In the supposedly 'safe' consumer staples sector, Woolworths dived 10 per cent, Wesfarmers lost 5 per cent and Coca-Cola Amatil plunged 24 per cent.
It certainly didn’t feel like a bull market, with the S&P/ASX Small Ordinaries index down 8 per cent for the year. Many smaller companies with good earnings prospects were overlooked as investors focused on large, safe companies with attractive dividends.
The benchmark S&P/ASX 200 was back on the ropes yesterday, falling 1.1 per cent to 5380.9 despite a record high close in the US S&P 500.
Resources led declines in Australia yesterday, with BHP Billiton down 3.5 per cent after commodities slumped overnight.
Brent crude oil fell 2.1 per cent to $US60.09 a barrel, spot iron ore price index slid 1.8 per cent to a fresh five-year low of $US67.90 a dry tonne and gold fell 1.7 per cent to $US1176 an ounce.
While the local market had recovered impressively before month’s end — no doubt boosted by fund managers adding to winning investments and reducing cash levels before the year end — there was no escaping its dismal performance versus offshore markets this year.
The index was up less than 1 per cent for the year versus a 13 per cent rise in the US S&P 500. In US dollar terms, the Australian market was down more than 8 per cent for the year.
Despite vaguely reassuring comments on US interest rates from the Federal Reserve last week, and growing hopes of interest rate cuts in Australia, the local sharemarket was restrained by a shaky exchange rate, fragile commodity prices and instability in emerging markets, particularly Russia.

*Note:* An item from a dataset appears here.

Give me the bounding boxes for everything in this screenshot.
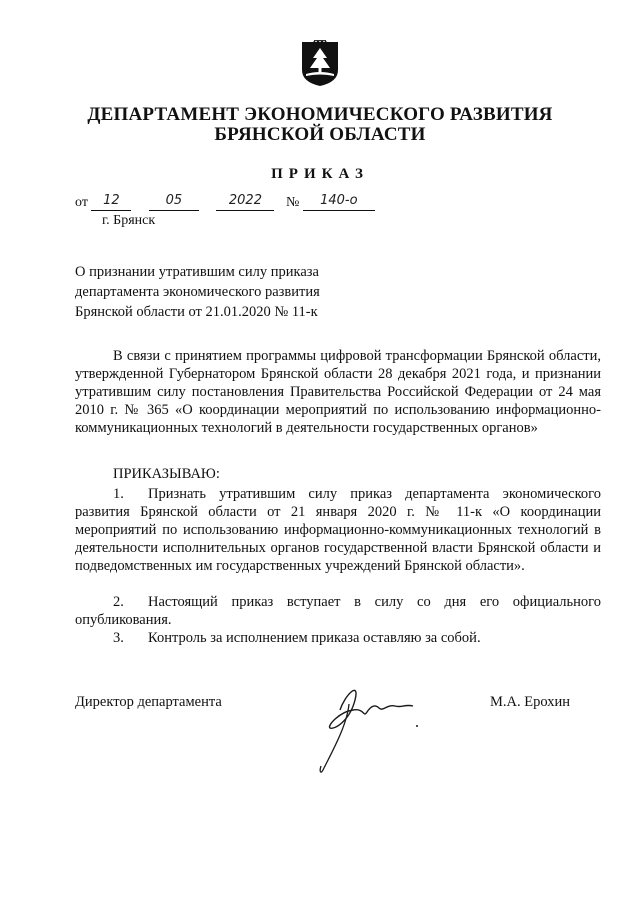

Australia’s share index had risen 5.3 per cent in the three days since the US Federal Reserve meeting last week, its best three-day rise in two years.
The Fed said it can be “patient” before lifting US interest rates from the current record low.
And while the world’s biggest central bank removed a previous reference to the likelihood that it would keep its zero interest rate policy for a “considerable time” after the end of quantitative easing in October, it said its latest utterance was “consistent” with its previous guidance on rates.
A bounce in oil prices also helped calm nervousness this week, albeit briefly.
Brent crude jumped 3.6 per cent last Friday, its biggest one-day rise in more than two years, after Saudi Arabia’s oil minister, Ali al-Naimi, described a 50 per cent plunge since June as “temporary”.
No doubt the extreme measures adopted by the Central Bank of Russia played a part in calming global markets in the past week, and events in Russia and Ukraine could strongly influence commodity prices, emerging markets and Australia’s resources sector next year.
Australian shares ended a six-day losing streak a week ago as the Russian rouble bounced off a record low after the Central Bank of Russia raised interest rates.